Coal Worker's Pneumoconiosis
Associated with coal dust exposure.
Risk increases with intensity, duration and higher ranks (hardness) of coals. Anthracite is the hightest rank (mined in eastern U.S.) followed by bituminous and lignite.
Although there are immunologic abnormalities (elevated IgG, IgA, C3), the pathogenesis remains unknown.
Clinical manifestations (develop over 10-20 years)
Simple Coal Worker's Pneumoconiosis (SCWP)
- Few symptoms.
Progressive Massive Fibrosis
- Associated with anthracite coal.
- May see melanoptysis due breakdown of lesions.
- Can appear after expsoure stops.
Caplan's Syndrome (Rheumatoid Pneumoconiosis)

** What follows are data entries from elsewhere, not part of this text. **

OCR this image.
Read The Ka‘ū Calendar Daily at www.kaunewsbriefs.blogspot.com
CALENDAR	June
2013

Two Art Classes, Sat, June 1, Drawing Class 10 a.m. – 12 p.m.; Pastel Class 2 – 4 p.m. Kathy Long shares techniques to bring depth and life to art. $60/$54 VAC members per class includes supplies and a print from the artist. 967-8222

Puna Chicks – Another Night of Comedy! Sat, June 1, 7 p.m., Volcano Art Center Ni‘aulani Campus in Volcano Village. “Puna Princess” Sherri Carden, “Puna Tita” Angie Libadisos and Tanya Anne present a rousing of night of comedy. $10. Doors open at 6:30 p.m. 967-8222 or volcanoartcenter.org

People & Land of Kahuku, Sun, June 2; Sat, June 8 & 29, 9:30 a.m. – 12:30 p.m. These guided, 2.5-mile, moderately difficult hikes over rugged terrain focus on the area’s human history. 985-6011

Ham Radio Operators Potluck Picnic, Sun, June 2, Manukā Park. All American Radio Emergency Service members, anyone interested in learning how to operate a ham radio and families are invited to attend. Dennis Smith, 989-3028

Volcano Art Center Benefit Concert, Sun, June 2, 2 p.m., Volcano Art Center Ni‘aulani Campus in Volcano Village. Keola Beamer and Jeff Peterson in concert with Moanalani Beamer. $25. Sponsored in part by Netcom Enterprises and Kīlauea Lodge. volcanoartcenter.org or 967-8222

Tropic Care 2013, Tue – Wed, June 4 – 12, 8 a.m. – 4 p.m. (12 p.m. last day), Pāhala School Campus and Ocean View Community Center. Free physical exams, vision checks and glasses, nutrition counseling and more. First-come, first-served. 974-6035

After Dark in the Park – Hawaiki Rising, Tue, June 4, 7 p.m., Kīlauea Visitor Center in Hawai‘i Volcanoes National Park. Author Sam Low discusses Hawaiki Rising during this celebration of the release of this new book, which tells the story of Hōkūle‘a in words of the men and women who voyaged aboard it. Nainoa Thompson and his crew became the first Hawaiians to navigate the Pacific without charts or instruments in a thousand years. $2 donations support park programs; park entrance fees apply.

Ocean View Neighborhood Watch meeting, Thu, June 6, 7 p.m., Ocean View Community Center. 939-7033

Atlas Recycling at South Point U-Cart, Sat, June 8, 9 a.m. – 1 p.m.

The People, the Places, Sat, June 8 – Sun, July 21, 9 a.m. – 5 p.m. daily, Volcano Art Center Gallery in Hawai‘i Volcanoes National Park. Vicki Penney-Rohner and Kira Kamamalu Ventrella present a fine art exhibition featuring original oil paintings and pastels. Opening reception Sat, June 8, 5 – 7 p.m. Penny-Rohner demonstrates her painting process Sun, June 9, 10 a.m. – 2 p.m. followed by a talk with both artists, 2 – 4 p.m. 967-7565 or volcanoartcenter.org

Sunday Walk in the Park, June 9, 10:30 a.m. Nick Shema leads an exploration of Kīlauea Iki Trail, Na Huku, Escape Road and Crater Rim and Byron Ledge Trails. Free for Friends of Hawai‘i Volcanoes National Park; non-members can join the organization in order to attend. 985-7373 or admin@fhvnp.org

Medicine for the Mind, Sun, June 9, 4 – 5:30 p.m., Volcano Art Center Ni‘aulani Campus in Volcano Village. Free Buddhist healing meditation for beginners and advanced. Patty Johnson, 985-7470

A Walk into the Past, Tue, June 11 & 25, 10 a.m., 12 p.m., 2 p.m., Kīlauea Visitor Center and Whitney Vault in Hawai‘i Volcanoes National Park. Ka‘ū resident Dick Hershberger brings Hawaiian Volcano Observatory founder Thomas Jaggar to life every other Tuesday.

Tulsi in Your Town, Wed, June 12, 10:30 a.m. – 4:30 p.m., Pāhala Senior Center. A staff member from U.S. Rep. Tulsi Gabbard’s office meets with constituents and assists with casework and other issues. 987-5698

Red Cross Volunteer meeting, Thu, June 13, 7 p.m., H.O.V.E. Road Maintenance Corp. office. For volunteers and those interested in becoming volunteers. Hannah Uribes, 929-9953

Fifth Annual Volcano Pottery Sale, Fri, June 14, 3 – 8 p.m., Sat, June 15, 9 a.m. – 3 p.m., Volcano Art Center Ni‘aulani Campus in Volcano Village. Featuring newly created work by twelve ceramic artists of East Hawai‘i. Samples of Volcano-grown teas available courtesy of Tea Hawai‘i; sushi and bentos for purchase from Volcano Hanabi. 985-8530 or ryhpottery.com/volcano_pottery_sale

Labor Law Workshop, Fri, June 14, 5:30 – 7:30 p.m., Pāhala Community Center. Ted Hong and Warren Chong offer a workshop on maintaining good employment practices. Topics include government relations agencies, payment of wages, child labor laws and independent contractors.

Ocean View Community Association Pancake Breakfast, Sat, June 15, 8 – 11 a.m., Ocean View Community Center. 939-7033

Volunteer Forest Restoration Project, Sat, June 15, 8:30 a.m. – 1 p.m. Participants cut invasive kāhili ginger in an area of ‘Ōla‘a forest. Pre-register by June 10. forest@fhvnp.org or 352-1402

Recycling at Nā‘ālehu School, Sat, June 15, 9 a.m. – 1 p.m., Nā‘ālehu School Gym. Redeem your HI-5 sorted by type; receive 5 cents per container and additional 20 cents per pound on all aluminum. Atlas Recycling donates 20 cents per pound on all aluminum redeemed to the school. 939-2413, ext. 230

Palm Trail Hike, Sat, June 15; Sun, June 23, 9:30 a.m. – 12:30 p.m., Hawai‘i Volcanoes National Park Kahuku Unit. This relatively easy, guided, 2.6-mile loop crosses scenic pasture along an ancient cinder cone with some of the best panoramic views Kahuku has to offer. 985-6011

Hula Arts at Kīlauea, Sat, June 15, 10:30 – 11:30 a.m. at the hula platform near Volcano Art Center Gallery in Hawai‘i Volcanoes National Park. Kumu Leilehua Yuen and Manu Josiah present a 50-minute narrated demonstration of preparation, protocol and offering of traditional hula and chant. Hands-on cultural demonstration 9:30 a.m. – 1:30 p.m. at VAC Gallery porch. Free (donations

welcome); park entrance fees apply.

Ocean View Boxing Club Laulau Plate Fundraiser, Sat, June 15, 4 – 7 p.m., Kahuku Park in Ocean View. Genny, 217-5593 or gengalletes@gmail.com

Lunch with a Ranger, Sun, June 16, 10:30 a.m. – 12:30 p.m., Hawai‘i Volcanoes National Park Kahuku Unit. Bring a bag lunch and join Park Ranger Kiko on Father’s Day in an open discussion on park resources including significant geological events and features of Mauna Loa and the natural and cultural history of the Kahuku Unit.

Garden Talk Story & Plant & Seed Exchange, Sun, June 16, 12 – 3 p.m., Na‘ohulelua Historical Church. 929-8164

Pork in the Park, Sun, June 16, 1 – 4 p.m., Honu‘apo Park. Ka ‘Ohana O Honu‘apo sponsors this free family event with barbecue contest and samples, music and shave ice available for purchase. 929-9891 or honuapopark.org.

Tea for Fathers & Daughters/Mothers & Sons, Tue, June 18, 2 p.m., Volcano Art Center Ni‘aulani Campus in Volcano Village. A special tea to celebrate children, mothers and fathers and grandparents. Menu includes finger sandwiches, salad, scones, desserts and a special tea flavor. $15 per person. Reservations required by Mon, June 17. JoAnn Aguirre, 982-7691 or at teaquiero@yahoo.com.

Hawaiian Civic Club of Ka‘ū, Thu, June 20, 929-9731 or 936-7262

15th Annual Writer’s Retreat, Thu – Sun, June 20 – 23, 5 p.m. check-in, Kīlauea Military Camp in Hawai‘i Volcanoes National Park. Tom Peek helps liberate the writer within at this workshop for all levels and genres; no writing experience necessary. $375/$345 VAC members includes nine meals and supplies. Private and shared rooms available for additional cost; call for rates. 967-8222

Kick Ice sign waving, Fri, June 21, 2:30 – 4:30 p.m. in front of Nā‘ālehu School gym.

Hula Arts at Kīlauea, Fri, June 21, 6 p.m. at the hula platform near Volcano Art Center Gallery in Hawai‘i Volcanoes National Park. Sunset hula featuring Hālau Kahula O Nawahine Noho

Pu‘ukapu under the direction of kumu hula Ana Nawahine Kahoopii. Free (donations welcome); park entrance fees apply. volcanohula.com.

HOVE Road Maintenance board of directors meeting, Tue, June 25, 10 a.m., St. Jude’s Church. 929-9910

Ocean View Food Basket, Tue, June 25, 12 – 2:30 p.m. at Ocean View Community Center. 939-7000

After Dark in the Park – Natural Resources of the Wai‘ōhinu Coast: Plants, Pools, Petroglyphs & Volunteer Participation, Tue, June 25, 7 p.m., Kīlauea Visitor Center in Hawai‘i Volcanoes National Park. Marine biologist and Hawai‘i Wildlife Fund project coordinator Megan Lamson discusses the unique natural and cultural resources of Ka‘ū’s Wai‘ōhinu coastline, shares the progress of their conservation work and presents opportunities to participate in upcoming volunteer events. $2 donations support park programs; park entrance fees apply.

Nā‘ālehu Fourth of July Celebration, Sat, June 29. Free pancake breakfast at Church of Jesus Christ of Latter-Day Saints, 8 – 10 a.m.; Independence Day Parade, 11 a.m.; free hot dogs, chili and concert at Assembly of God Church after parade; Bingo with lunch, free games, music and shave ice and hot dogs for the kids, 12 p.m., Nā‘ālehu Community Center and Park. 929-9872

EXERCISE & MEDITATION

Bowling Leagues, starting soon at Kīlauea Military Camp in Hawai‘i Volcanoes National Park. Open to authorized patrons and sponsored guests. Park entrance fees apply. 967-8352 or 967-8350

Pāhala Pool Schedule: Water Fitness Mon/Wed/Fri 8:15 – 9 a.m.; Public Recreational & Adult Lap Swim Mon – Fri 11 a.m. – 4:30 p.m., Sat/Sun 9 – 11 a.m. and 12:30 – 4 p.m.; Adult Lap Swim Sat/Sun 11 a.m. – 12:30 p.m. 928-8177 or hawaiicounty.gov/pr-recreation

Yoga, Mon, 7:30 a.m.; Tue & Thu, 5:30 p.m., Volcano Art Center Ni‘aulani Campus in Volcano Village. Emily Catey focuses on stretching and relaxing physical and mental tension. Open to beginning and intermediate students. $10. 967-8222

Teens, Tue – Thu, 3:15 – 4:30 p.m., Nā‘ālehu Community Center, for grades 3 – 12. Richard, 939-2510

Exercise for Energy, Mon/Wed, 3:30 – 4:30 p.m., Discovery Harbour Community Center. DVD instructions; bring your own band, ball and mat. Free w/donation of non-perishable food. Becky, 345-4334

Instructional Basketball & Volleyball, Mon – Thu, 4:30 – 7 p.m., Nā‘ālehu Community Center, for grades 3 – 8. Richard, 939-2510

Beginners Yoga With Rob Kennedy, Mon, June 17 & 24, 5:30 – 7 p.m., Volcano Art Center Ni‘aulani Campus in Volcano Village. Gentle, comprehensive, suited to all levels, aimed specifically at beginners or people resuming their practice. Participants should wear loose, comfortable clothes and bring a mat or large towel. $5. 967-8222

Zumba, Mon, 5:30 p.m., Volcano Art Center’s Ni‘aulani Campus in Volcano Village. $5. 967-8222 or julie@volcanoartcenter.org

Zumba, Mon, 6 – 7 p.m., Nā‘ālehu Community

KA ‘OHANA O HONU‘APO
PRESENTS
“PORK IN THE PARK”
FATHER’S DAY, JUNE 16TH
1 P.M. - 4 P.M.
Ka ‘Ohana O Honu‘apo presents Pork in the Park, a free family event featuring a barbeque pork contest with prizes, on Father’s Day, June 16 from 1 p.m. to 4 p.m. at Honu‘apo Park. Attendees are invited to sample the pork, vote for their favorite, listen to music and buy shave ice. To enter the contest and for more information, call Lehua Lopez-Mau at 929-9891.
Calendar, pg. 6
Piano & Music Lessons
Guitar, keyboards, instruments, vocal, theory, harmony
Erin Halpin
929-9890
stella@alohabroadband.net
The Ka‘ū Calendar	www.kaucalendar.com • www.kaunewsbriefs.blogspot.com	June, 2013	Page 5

- Associated with rheumatoid arthritis.
- Nodules (0.5-5cm) on CXR in individuals with SCWP; nodules may cavitate.
- Also occurs with other pneumoconioses.
- Rheumatoid factor positive in 70% of patients.
No increased risk of TB.
Dx: History of dust exposure and characteristic CXR.
Exposures: fluorescent light industry, ceramics, nuclear control equipment, electronics
Acute disease (rare): toxic, dose-related, bronchiolitis, pulmonary edema, chemical pneumonitis.
Chronic disease: multisystemic granulomatous disorder which involves the lung; course variable.